Objective: We investigated whether and to what extent the uptake of the Human Papillomavirus (HPV)
vaccine by girls aged 12–18 was related to the cervical cancer screening history of age-appropriate older
female household members (assumed to be their mothers) in Flanders (Belgium).
Methods: We studied administrative records on 127,854 female members of the National Alliance of
Christian Mutualities, which is the largest health insurance fund in Flanders. Reimbursement data for
HPV vaccination of girls for the period 2007–2009 were linked with reimbursement data for cervical
cancer screening of their mothers in the three preceding years. A multilevel logit model was used to
study associations between both preventive behaviors. In the model we controlled for both the girl’s and
the mother’s age, the province of residence and the socio-economic background of the family.

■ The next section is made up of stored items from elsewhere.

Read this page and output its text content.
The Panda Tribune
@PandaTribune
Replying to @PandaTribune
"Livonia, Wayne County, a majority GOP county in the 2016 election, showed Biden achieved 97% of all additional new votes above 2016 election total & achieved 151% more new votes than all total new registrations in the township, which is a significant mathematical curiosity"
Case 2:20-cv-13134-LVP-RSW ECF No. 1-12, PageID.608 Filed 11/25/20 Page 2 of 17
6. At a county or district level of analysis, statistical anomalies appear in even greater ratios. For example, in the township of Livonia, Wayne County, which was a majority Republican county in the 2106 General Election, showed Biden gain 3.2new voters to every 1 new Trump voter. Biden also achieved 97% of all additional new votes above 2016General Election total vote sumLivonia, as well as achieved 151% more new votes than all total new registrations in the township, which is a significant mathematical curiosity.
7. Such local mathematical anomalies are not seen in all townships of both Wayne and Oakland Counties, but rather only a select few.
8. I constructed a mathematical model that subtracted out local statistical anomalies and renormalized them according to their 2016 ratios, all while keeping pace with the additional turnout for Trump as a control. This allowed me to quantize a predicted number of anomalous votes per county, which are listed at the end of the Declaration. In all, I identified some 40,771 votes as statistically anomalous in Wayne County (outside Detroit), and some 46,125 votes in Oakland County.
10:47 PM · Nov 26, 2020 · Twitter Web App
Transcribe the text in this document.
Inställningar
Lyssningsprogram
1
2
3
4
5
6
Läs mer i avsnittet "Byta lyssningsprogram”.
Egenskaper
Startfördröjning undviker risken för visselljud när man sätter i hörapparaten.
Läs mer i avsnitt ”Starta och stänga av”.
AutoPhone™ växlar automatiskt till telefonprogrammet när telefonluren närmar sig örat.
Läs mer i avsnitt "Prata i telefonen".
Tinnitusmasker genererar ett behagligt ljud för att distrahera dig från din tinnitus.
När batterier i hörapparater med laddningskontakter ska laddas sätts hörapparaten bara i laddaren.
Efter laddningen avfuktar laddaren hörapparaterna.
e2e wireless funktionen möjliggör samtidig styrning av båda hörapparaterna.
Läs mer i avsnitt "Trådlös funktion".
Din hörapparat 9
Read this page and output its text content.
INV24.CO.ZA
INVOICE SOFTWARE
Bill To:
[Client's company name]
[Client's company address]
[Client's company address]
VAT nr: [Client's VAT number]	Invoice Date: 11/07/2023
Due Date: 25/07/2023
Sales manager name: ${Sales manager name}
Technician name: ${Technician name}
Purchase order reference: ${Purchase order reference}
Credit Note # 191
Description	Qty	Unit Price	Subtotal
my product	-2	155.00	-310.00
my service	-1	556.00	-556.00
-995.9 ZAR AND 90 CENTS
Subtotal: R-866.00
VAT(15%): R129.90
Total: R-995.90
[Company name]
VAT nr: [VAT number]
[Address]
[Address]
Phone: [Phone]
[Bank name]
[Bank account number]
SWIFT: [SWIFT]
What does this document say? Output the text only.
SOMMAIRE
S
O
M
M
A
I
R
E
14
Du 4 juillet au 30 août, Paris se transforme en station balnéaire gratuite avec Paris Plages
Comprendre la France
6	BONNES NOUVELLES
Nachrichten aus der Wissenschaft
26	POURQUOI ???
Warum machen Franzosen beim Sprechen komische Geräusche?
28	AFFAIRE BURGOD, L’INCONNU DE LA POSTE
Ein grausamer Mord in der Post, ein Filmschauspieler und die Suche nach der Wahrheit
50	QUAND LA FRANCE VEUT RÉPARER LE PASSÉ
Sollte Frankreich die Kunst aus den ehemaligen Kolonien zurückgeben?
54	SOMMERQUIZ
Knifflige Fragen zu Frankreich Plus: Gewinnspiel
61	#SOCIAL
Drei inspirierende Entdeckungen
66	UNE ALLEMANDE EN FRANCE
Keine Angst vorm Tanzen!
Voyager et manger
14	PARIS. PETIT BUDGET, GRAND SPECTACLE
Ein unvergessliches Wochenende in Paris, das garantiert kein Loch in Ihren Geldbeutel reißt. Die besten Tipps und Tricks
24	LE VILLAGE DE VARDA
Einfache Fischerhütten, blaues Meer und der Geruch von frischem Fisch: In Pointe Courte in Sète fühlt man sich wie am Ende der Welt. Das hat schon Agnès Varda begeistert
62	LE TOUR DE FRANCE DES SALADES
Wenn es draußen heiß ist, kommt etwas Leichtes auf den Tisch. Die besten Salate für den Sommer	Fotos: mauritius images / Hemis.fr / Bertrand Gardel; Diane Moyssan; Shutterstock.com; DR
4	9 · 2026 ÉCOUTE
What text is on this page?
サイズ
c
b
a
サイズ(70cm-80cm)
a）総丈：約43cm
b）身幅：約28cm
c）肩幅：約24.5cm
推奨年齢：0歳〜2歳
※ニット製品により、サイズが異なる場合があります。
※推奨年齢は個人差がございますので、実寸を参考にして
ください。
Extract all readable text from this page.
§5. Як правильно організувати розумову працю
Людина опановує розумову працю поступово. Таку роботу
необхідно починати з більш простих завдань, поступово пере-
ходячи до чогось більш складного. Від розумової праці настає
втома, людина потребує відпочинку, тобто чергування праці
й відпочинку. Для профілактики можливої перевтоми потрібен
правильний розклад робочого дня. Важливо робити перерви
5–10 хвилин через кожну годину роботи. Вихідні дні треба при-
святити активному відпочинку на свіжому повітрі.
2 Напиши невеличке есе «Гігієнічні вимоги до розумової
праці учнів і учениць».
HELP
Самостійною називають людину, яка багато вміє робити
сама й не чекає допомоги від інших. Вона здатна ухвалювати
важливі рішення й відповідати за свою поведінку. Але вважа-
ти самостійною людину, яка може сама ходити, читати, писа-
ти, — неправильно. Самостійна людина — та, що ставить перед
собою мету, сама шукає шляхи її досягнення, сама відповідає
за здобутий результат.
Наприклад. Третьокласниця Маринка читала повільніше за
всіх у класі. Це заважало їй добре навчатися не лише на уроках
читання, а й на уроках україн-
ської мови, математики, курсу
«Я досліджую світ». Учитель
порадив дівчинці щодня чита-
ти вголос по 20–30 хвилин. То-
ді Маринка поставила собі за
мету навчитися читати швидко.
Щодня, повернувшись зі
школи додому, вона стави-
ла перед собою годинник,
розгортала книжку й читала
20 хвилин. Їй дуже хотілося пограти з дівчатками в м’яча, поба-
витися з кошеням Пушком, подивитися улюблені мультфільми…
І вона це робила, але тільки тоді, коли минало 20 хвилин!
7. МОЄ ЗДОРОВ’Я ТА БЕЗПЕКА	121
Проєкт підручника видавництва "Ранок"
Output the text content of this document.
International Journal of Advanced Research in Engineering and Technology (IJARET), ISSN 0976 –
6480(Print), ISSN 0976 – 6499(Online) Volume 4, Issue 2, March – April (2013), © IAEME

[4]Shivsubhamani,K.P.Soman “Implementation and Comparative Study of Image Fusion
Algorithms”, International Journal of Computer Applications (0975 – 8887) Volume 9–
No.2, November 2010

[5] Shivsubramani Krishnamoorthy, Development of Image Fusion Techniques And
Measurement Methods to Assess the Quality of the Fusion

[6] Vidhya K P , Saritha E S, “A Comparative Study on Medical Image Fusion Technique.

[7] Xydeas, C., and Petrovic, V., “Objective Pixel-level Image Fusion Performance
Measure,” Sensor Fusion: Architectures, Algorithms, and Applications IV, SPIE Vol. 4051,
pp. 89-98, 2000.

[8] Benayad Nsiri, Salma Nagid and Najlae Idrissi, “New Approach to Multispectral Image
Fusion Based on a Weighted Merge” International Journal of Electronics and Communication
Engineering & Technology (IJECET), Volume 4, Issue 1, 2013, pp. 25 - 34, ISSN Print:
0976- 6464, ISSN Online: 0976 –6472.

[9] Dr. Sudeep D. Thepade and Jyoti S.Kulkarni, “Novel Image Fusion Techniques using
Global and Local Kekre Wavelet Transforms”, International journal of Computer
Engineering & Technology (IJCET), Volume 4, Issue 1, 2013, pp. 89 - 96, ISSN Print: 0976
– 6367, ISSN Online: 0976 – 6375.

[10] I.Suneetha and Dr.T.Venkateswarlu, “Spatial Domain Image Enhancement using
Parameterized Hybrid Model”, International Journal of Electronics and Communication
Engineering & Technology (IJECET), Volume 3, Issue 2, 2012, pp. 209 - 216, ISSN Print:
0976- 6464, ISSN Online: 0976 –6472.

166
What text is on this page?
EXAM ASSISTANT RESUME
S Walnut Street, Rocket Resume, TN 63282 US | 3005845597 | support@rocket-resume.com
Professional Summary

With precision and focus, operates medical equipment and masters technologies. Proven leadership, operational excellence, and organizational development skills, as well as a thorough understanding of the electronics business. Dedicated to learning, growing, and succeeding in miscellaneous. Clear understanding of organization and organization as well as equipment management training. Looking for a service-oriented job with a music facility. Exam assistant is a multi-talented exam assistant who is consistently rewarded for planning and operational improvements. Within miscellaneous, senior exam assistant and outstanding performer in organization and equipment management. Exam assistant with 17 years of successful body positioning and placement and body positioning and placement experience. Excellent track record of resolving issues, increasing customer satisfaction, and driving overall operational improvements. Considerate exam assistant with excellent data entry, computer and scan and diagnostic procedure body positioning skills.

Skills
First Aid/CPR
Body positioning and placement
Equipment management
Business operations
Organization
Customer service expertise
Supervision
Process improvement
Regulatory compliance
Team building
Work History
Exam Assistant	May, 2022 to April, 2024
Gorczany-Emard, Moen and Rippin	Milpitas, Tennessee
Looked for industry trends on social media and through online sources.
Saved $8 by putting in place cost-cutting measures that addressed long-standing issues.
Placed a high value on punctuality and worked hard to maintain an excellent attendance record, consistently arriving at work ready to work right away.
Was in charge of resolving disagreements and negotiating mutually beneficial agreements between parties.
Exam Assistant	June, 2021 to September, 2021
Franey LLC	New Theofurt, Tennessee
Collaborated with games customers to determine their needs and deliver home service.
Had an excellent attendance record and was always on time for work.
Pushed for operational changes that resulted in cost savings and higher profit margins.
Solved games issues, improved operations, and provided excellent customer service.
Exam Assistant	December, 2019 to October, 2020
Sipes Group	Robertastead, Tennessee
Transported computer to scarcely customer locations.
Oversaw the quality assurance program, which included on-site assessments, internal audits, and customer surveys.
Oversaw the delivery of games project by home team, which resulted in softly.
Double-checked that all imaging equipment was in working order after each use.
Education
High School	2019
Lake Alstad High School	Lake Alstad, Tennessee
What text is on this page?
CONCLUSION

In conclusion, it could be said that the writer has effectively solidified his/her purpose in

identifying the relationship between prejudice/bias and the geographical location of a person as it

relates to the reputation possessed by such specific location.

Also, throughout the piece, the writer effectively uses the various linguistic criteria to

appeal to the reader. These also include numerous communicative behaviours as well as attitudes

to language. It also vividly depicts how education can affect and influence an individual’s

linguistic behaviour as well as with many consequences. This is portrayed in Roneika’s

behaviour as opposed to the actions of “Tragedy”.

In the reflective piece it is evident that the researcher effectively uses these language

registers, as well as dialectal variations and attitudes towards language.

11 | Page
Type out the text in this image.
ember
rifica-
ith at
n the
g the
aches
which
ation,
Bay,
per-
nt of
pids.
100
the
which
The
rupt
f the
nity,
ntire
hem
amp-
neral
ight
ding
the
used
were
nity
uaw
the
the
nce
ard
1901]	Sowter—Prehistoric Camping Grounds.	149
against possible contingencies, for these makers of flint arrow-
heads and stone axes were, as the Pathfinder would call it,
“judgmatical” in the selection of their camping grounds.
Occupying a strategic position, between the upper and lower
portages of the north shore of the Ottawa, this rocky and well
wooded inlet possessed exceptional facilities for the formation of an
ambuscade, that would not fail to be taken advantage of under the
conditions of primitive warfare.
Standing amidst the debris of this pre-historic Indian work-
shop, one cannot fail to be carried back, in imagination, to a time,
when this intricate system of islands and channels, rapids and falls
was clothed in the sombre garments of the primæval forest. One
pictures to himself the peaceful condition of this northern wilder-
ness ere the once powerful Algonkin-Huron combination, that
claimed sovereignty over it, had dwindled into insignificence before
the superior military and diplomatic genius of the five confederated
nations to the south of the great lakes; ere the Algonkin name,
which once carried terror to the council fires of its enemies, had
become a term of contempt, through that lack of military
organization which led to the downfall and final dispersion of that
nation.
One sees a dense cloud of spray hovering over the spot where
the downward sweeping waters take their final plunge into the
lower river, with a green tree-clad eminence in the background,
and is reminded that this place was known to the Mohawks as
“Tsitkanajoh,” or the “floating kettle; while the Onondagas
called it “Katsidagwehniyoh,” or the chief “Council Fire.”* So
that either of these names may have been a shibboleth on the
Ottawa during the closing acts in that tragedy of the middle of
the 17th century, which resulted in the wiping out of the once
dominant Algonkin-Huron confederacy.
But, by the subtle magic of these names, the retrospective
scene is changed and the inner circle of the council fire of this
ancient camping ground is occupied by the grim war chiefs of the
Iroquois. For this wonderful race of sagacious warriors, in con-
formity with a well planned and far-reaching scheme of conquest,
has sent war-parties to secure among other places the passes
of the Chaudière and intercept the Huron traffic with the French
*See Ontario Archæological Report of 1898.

Results: A clear association between a mother’s history of participation in cervical cancer screening and
her daughter’s HPV vaccination initiation was found. The conditional odds of HPV vaccination initiation
were more than 4 times higher for girls whose mother had one Pap test than for girls whose mother
had none (odds ratio [OR] = 4.5; 95% confidence interval [CI] = 3.5–5.9). For girls whose mother had three
or more Pap tests, the conditional odds were 16 times higher than for girls whose mother did not have
any pap tests ([OR] = 16.0; 95% [CI] = 12.1–21.2). The effect of screening (having received 1 pap smear as
compared to none) was larger for girls living in neighborhoods with the lowest median income ([OR] = 6.0,
95% [CI] = 3.6–10.1).
Conclusion: In a situation where both cervical cancer screening and HPV vaccination are opportunistic,
we found evidence that these preventive behaviors cluster within families.